Cuando me titulé de Periodista en la Universidad de Chile, la vida laboral  me obligó a disminuir la cantidad de lecturas anuales. Influyó también que se diluyera el grupo de amigos lectores. También, el avance de nuevas tecnologías. Los cine clubs, el TV-Cable y los CD’s, abonaron el terreno para el lenguaje audiovisual. En forma simultánea, las industrias editoriales perdieron la relevancia que las había caracterizado durante todo el siglo XX. 

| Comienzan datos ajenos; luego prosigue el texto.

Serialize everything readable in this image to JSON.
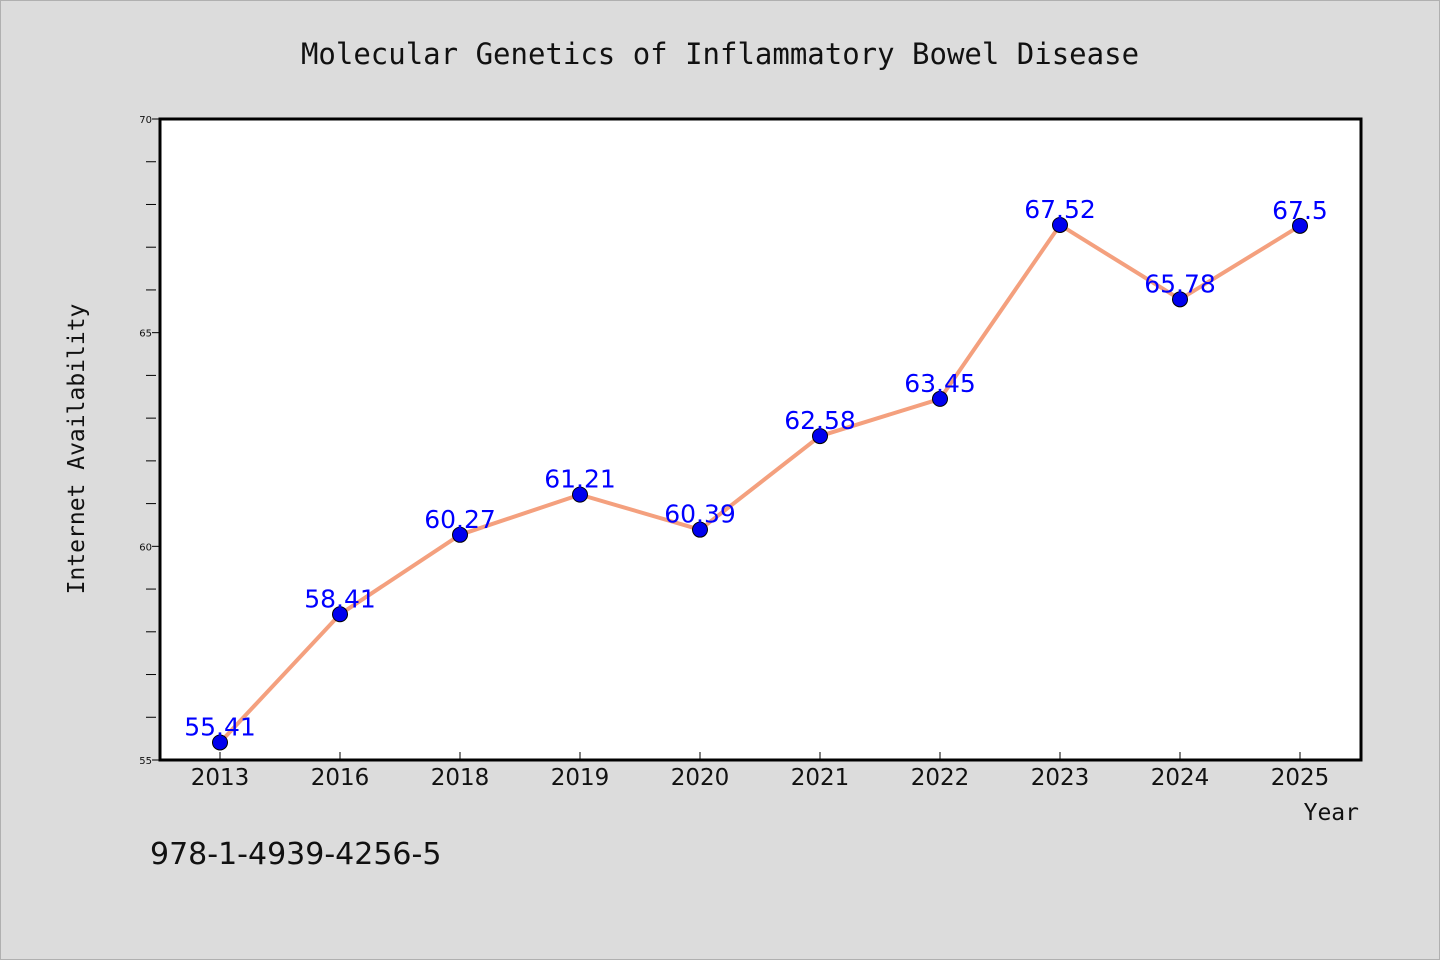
{
  "page": {
    "background": "#dcdcdc",
    "footer_text": "978-1-4939-4256-5"
  },
  "chart_data": {
    "type": "line",
    "title": "Molecular Genetics of Inflammatory Bowel Disease",
    "xlabel": "Year",
    "ylabel": "Internet Availability",
    "categories": [
      "2013",
      "2016",
      "2018",
      "2019",
      "2020",
      "2021",
      "2022",
      "2023",
      "2024",
      "2025"
    ],
    "series": [
      {
        "values": [
          55.41,
          58.41,
          60.27,
          61.21,
          60.39,
          62.58,
          63.45,
          67.52,
          65.78,
          67.5
        ],
        "labels": [
          "55.41",
          "58.41",
          "60.27",
          "61.21",
          "60.39",
          "62.58",
          "63.45",
          "67.52",
          "65.78",
          "67.5"
        ],
        "line_color": "#f4a07e",
        "marker_color": "#0000ee"
      }
    ],
    "ylim": [
      55,
      70
    ],
    "yticks": [
      "55",
      "60",
      "65",
      "70"
    ],
    "y_minor_step": 1,
    "grid": false,
    "legend": "none",
    "plot_background": "#ffffff",
    "label_color": "#0000ff"
  }
}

El último autor que me conmovió fue Hernán Rivera Letelier, con su saga de relatos basado en las salitreras y las inmensidades del desierto de Atacama. Yo estaba casada con mi primer marido, un prestigioso periodista copiapino, cuya gran virtud fue transmitirme el amor por el norte chileno, un territorio que aprendí a querer. Cuando evoco los relatos de Letelier, me surge una clara simbología entre la desolación de sus pampas y la desolación que estaba oxidando mi alma durante la década de los 90’s. Por supuesto hay más...pero ya es otra historia.